The Good and the Not So Good
I find that the best aspect of Victory Command is how easy it is to jump into a game and how quick those games are. The queue times are normally a minute or two long, and the games are quick. There’s no “peace” time in the game; the action starts right away and the RTS element forces players to think more about their gameplay and strategy. Another good feature of this game is its reliance on teamplay, however this is also a double-sided blade in that if you have horrible teammates, you will probably not have a good time. As mentioned before, players could be unfortunate and have unbalanced games. A bunch of scissors against a bunch of rocks. The purchasing of upgrades and units are also confusing at first, as there are scarcely any explanations given to players on how the system works.
Final Verdict - Good
Victory Command is an interesting take on the MOBA genre, as it mixes both MOBAs and RTS elements to give players a unique experience. The fast-paced gameplay is definitely a plus, as it allows players to get in and out of games quickly. Unlike other MOBAs, Victory Command is easy to pick up and learn too, making it definitely worth checking out.
Victory Command Videos
Victory Command Links
Victory Command System Requirements
Operating System: Windows Vista SP2
CPU: Intel Core 2 Duo 2.6 GHz / AMD Athlon 64 x2 Dual Core 3400+
Video Card: Nvidia GeForce 400 / ATI Radeon 5000 series
RAM: 4 GB
Hard Disk Space: 4 GB
Operating System: Windows Vista / 7 / 8 / 8.1 / 10
CPU: Intel Core i5 2.66 GHz / AMD Phenom II X4 970
Video Card: Nvidia GeForce 500 series / Radeon 7000 or better
RAM: 4 GB or better
Hard Disk Space: 4 GB or more
Victory Command has not published system requirements yet. These are estimates based on our experience. We will update the system requirements when they become available.

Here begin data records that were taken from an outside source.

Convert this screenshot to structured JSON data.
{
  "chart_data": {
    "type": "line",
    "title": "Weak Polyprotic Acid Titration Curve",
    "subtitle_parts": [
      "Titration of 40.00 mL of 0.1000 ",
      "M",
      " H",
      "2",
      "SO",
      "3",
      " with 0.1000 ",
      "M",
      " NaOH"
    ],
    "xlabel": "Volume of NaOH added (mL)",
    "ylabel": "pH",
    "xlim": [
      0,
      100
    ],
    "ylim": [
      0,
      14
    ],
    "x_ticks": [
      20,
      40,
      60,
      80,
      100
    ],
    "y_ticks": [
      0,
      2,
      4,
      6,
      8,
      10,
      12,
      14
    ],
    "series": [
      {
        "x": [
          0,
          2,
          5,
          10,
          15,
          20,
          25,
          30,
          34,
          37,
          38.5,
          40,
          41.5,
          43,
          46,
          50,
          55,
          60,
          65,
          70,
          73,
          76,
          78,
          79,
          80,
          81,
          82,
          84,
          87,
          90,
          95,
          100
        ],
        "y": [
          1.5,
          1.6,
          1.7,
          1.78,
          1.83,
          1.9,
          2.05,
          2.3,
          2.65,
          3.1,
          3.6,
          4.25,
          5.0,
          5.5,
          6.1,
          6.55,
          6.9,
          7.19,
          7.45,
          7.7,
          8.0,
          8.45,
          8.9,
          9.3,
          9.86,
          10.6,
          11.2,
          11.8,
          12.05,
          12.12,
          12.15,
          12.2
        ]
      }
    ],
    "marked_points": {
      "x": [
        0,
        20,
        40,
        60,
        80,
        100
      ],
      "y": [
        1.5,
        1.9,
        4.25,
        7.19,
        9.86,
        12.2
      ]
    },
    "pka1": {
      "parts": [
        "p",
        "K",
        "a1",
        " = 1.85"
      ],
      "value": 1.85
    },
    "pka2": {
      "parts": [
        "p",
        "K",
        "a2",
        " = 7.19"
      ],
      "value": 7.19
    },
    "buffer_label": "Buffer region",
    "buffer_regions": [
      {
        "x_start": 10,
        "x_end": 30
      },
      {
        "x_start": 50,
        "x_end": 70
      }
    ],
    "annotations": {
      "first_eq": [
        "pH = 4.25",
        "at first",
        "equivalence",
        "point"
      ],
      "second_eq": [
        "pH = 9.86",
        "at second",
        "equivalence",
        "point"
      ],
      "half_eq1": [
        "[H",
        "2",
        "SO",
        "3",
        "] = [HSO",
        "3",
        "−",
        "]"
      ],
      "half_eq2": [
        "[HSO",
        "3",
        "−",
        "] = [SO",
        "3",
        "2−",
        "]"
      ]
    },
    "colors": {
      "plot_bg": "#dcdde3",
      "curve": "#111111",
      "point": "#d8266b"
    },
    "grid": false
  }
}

Victory Command Music & Soundtrack
Victory Command Additional Information
Developer: Petroglyph Games and Neoact
Publisher: PlayGrid Games
Release Date: May 19, 2015 (Early Access Steam)
Development History / Background:
The concept for Victory Command dates back to a failed Kickstarter project from 2013. Petroglyph tried to raise $700,000 for a WWII themed RTS titled 'Victory' but fell short. The project did manage to attract the attention of a Korean free-to-play game developer called Neoact. The two companies partnered up to work on a revamped version of the game that saw it transform from a RTS to a MOBA.
Older gamers with a keen eye may notice the visual resemblance between Victory Command and several classic Command & Conquer titles. This is due to the fact that Petrogylph was founded by many ex-Westwood Studios employees. Victory Command launched into early access beta on May 19, 2015.